Confermata dalla Cassazione l’assoluzione per gli ex vertici di Monte Paschi. Mussari, Vigni e Baldassarri rischiavano condanna a 3 anni

Mps, assoluzione per ex vertici Mussari, Vigni e Baldassarri confermata da Cassazione

La Corte di Cassazione conferma l’assoluzione nei confronti degli ex vertici di Monte dei Paschi di Siena Giuseppe Mussari, Antonio Vigni e Gianluca Baldassarri dalle imputazioni di ostacolo alla vigilanza per la ristrutturazione del derivato Alexandria, stipulato con Nomura.
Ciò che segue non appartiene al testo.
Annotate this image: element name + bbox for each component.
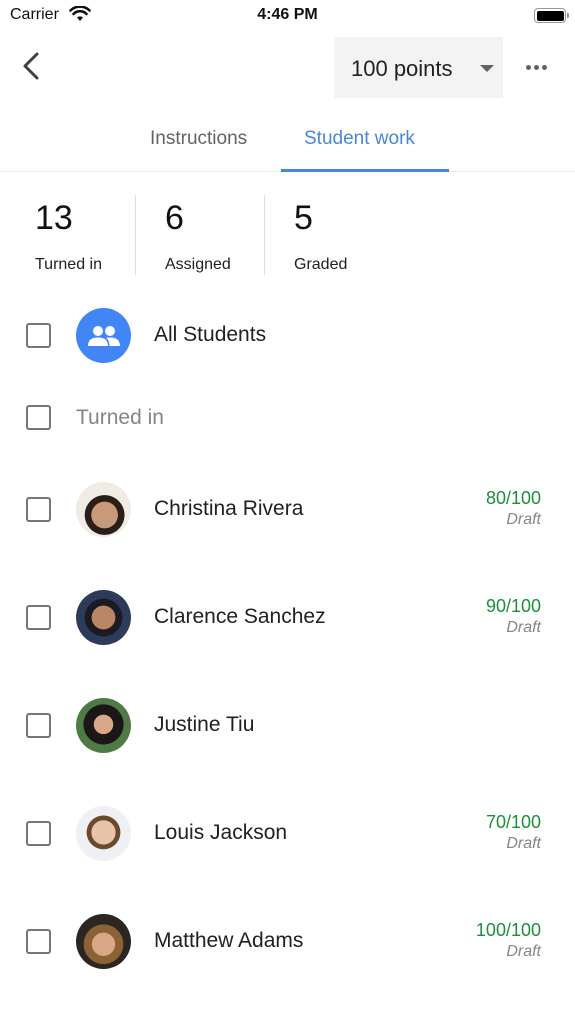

Gli imputati erano stati assolti dalla Corte di Appello di Firenze lo scorso 7 dicembre 2017.

Cassazione conferma assoluzione ex vertici Mps

Gli ermellini non si sono limitati ad assolvere l’ex presidente Mussari, l’ex direttore generale Vigni e l’ex capo area finanza Baldassarri, ma hanno disposto un nuovo processo d’appello relativo al ricorso presentato dagli stessi imputati. Questi chiedevano infatti l’assoluzione con formula piena, ovvero per non aver commesso il fatto e non “perché il fatto non costituisce reato” come invece aveva sentenziato la corte fiorentina.

Quest’ultima, in pratica, tornerà ad assolvere gli imputati, e dovrà solo decidere quale tipo di assoluzione stabilire. Bocciato quindi il ricorso della Procura Generale, che chiedeva la condanna. I tre ex vertici di Mps erano stati tutti condannati in primo grado dal Tribunale di Siena a tre anni e sei mesi di reclusione e cinque di interdizione dai pubblici uffici.

Mps, non fu ostacolo alla vigilanza di Bankitalia

L’impianto accusatorio ruotava attorno al presunto occultamento del documento del mandate agreement, il solo, secondo l’accusa, che avrebbe permesso agli organismi di vigilanza di comprendere la reale natura del prodotto come derivato. Questo realizzava infatti il collegamento della negoziale fra Alexandria e l’operazione Btp 2034. Per l’accusa, il mandate agreement era stato tenuto nascosto, per essere poi trovato in una cassaforte si Vigni dal successore Fabrizio Viola.

Secondo la difesa, invece, Banca d’Italia disponeva degli elementi necessari a capire i termini dell’operazione. La tesi, approvata dalla Corte, è che il documento non era dirimente poiché un altro documento dal medesimo valore informativo, il deed of amendment, era già nelle mani di Bankitalia.